Um dos pontos mais polêmicos é que as autoridades imponham um bloqueio naval de 30 dias às chegadas marítimas se houver uma “ameaça grave à ordem pública ou à segurança nacional”.
Tal ameaça inclui “pressões migratórias extraordinárias que podem comprometer a gestão segura das fronteiras”, diz o projeto de lei. Refere-se ao “risco concreto” de actos terroristas ou infiltração em Itália, emergências de saúde globais e eventos internacionais de grande repercussão.
Os infratores das regras enfrentam multas de até 50.000 euros (59.400 dólares) e verão os seus barcos confiscados em caso de violações repetidas, uma medida que visa atingir navios de resgate humanitário.
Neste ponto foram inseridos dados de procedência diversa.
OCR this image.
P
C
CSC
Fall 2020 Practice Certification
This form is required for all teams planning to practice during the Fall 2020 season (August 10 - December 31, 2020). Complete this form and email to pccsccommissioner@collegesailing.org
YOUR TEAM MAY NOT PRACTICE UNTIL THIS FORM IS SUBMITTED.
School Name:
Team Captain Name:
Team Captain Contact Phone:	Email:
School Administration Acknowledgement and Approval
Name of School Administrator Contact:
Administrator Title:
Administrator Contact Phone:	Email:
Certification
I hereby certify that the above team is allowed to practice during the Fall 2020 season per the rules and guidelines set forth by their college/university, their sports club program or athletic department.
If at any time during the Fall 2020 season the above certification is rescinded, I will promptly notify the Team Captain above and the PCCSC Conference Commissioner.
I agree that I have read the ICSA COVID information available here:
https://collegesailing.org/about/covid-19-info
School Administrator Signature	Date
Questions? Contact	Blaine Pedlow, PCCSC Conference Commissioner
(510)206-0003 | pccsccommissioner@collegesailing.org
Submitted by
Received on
Se aprovado pelo parlamento, o projecto de lei ajudaria a revitalizar o centro de migrantes italiano, o “centro de regresso”, na Albânia, que não conseguiu arrancar após uma série de desafios legais e foi veementemente condenado por grupos de direitos humanos.
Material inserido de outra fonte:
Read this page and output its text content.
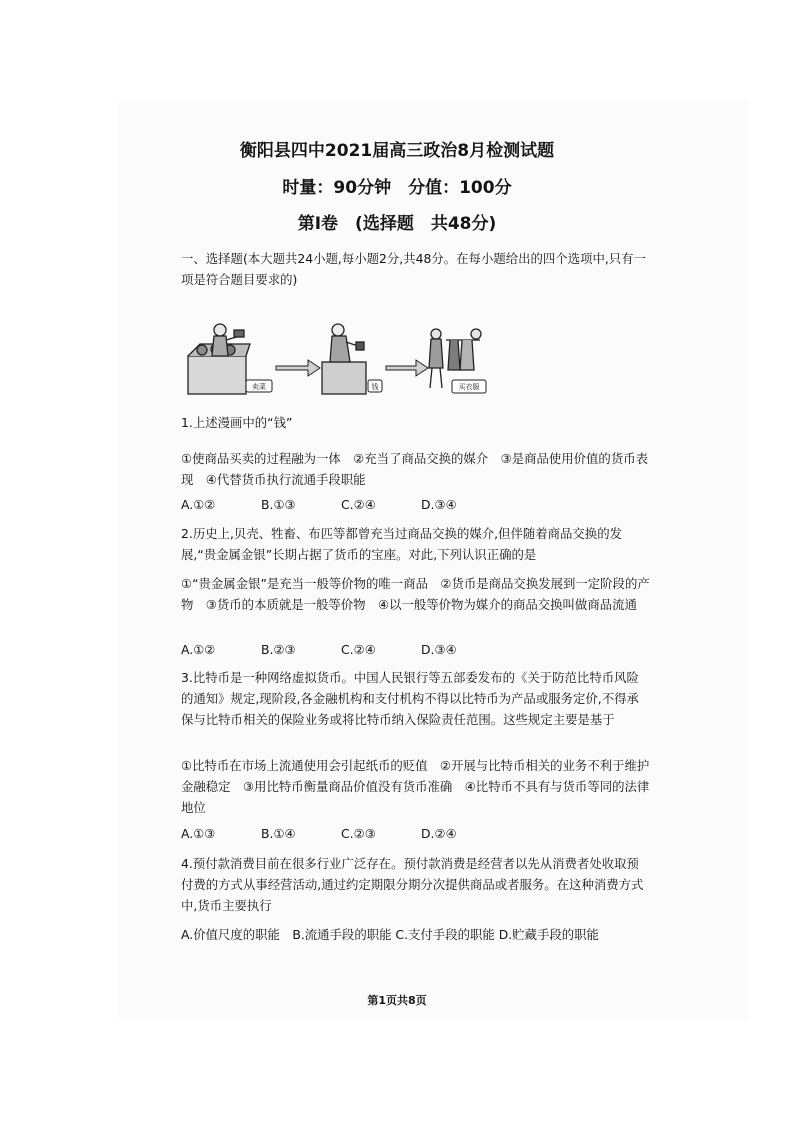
衡阳县四中2021届高三政治8月检测试题
时量：90分钟　分值：100分
第Ⅰ卷　(选择题　共48分)

一、选择题(本大题共24小题,每小题2分,共48分。在每小题给出的四个选项中,只有一项是符合题目要求的)

卖菜	钱	买衣服

1.上述漫画中的“钱”

①使商品买卖的过程融为一体　②充当了商品交换的媒介　③是商品使用价值的货币表现　④代替货币执行流通手段职能

A.①②	B.①③	C.②④	D.③④

2.历史上,贝壳、牲畜、布匹等都曾充当过商品交换的媒介,但伴随着商品交换的发展,“贵金属金银”长期占据了货币的宝座。对此,下列认识正确的是

①“贵金属金银”是充当一般等价物的唯一商品　②货币是商品交换发展到一定阶段的产物　③货币的本质就是一般等价物　④以一般等价物为媒介的商品交换叫做商品流通

A.①②	B.②③	C.②④	D.③④

3.比特币是一种网络虚拟货币。中国人民银行等五部委发布的《关于防范比特币风险的通知》规定,现阶段,各金融机构和支付机构不得以比特币为产品或服务定价,不得承保与比特币相关的保险业务或将比特币纳入保险责任范围。这些规定主要是基于

①比特币在市场上流通使用会引起纸币的贬值　②开展与比特币相关的业务不利于维护金融稳定　③用比特币衡量商品价值没有货币准确　④比特币不具有与货币等同的法律地位

A.①③	B.①④	C.②③	D.②④

4.预付款消费目前在很多行业广泛存在。预付款消费是经营者以先从消费者处收取预付费的方式从事经营活动,通过约定期限分期分次提供商品或者服务。在这种消费方式中,货币主要执行

A.价值尺度的职能　B.流通手段的职能 C.支付手段的职能 D.贮藏手段的职能
第1页共8页
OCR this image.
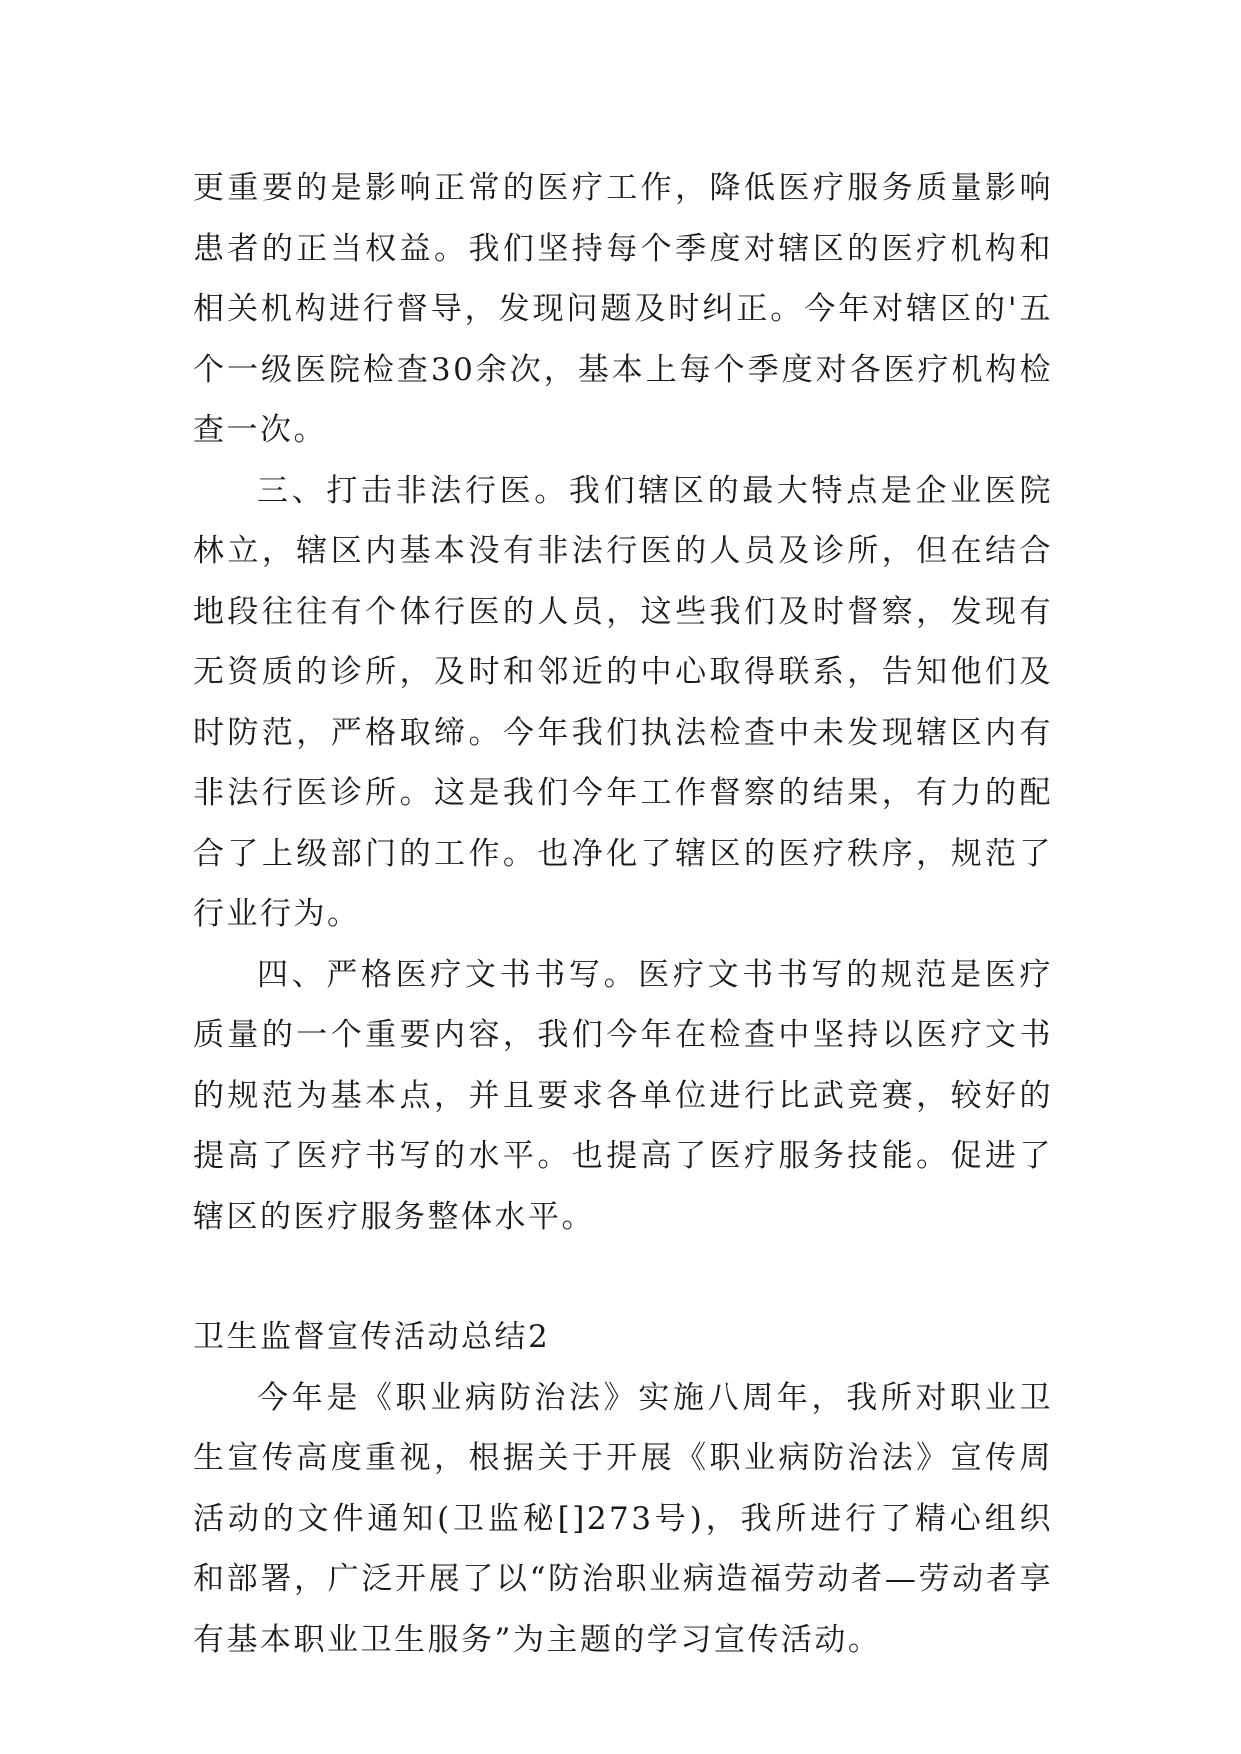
更重要的是影响正常的医疗工作，降低医疗服务质量影响患者的正当权益。我们坚持每个季度对辖区的医疗机构和相关机构进行督导，发现问题及时纠正。今年对辖区的'五个一级医院检查30余次，基本上每个季度对各医疗机构检查一次。

三、打击非法行医。我们辖区的最大特点是企业医院林立，辖区内基本没有非法行医的人员及诊所，但在结合地段往往有个体行医的人员，这些我们及时督察，发现有无资质的诊所，及时和邻近的中心取得联系，告知他们及时防范，严格取缔。今年我们执法检查中未发现辖区内有非法行医诊所。这是我们今年工作督察的结果，有力的配合了上级部门的工作。也净化了辖区的医疗秩序，规范了行业行为。

四、严格医疗文书书写。医疗文书书写的规范是医疗质量的一个重要内容，我们今年在检查中坚持以医疗文书的规范为基本点，并且要求各单位进行比武竞赛，较好的提高了医疗书写的水平。也提高了医疗服务技能。促进了辖区的医疗服务整体水平。

卫生监督宣传活动总结2

今年是《职业病防治法》实施八周年，我所对职业卫生宣传高度重视，根据关于开展《职业病防治法》宣传周活动的文件通知(卫监秘[]273号)，我所进行了精心组织和部署，广泛开展了以“防治职业病造福劳动者—劳动者享有基本职业卫生服务”为主题的学习宣传活动。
Cargas de imigrantes chegam à Itália
O projecto de legislação surge um dia depois de o Parlamento Europeu ter adoptado dois textos importantes que reforçam a política de migração da União Europeia, que a Itália pressionou. Que a legislação da UE permite que os Estados-membros recusem asilo e deportem migrantes para países designados como “seguros” fora do bloco, se houver um acordo com o país receptor.
Meron Ameha Nikman, conselheiro sênior do Comitê Internacional de Resgate, disse que essas medidas “provavelmente forçarão as pessoas a entrar em países onde nunca pisaram – lugares onde não têm comunidade, não falam a língua e enfrentam risco real de abuso e exploração”.
Meloni, líder do partido de extrema direita italiano Irmãos, foi eleito em 2022 com a promessa de deter as dezenas de milhares de migrantes que desembarcam em pequenos barcos na costa italiana todos os anos.
O seu governo assinou acordos com países do Norte de África para limitar o êxodo, ao mesmo tempo que restringe as actividades de instituições de caridade que operam barcos de salvamento no Mediterrâneo central.
Segundo dados do governo, o número de migrantes que chegam a Itália por via marítima caiu para 2.000 este ano, em comparação com 4.400 no mesmo período do ano passado.
Ainda assim, um grande número de migrantes morre de vontade de atravessar o Mediterrâneo central, com quase 490 pessoas dadas como desaparecidas este ano, segundo a Organização Internacional para as Migrações (OIM) da ONU.